37. L'utilizzo dei sistemi elettronici di gestione dei processi e delle tecnologie informatiche e di comunicazione deve essere promosso sia dalle autorità che dai giudici e deve essere parimenti incoraggiata la loro generalizzazione nei tribunali.

38. Devono essere assunte tutte le misure necessarie per garantire la sicurezza dei giudici. Tali misure possono includere la protezione dei tribunali e dei giudici che possono essere, o sono stati, vittime di minacce o atti di violenza.

 

Risoluzione alternativa delle controversie

 

39. Deve essere promosso il ricorso ai modi alternativi di risoluzione delle controversie.

 

Amministrazione dei tribunali

 

40. I consigli superiori della magistratura, se esistenti, o altre autorità indipendenti responsabili della gestione dei tribunali, i giudici stessi e / o le organizzazioni professionali dei giudici possono essere consultati nella preparazione del bilancio della giustizia.

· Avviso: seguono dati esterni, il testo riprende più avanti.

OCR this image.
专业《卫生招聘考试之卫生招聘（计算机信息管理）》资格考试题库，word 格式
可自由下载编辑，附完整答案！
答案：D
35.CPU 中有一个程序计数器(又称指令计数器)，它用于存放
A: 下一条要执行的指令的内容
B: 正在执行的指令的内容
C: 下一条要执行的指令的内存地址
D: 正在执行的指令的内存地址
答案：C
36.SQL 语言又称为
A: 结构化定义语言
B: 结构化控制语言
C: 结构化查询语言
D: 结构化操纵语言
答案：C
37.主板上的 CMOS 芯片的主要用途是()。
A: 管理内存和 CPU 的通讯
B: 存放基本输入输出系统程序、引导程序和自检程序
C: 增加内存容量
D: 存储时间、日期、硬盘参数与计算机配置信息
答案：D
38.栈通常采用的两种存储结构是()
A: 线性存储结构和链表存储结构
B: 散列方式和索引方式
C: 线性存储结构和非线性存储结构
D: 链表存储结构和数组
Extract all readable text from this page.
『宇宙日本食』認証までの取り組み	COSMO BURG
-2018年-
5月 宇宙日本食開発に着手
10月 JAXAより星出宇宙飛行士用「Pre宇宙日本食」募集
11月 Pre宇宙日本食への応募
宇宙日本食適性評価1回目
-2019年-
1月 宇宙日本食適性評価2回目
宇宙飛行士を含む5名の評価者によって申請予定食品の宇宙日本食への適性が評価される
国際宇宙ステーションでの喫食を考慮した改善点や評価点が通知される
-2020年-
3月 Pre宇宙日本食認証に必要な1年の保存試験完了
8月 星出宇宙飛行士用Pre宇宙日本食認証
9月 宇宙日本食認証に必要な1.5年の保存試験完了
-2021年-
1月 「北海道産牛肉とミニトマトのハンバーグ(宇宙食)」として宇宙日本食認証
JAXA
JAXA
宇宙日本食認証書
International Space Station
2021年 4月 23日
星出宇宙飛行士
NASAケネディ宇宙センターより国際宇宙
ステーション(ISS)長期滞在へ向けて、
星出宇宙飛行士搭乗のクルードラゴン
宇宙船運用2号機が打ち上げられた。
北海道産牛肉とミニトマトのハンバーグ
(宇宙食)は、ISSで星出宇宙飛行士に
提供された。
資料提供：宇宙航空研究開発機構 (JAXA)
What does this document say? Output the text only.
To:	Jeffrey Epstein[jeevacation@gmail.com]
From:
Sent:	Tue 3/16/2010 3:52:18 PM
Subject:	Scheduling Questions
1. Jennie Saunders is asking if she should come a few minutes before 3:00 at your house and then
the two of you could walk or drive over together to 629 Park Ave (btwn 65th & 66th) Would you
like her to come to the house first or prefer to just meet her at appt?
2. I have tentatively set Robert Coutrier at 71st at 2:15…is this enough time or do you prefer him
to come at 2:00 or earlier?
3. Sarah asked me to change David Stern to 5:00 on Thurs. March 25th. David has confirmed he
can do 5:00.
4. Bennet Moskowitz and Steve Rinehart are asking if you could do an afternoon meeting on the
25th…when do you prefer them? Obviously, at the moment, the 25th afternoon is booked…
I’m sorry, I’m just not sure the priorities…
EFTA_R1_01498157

41. Deve essere promossa la partecipazione dei giudici all'amministrazione dei tribunali.

 

Valutazione

 

42. Per contribuire alla gestione efficace della giustizia e continuare a migliorare la sua qualità, gli stati membri possono istituire sistemi di valutazione dei giudici da parte delle autorità giudiziarie, conformemente al paragrafo 58.

 

Dimensione internazionale

 

43. Gli stati devono fornire ai tribunali i mezzi adeguati per svolgere appieno i propri compiti negli affari con elementi di internazionalità o che coinvolgano questioni di diritto straniero, nonché per promuovere la cooperazione e le relazioni tra i giudici al livello internazionale.

 

Capitolo VI - Statuto del giudice

 

Selezione e carriera

 

44. Le decisioni riguardanti la selezione e la carriera dei giudici devono essere basate su criteri oggettivi predeterminati dalla legge o dalle autorità competenti. Tali decisioni devono essere basate sul merito, tenuto conto dei titoli, delle competenze e delle capacità necessarie per decidere controversie applicando il diritto, fermo il rispetto della dignità umana.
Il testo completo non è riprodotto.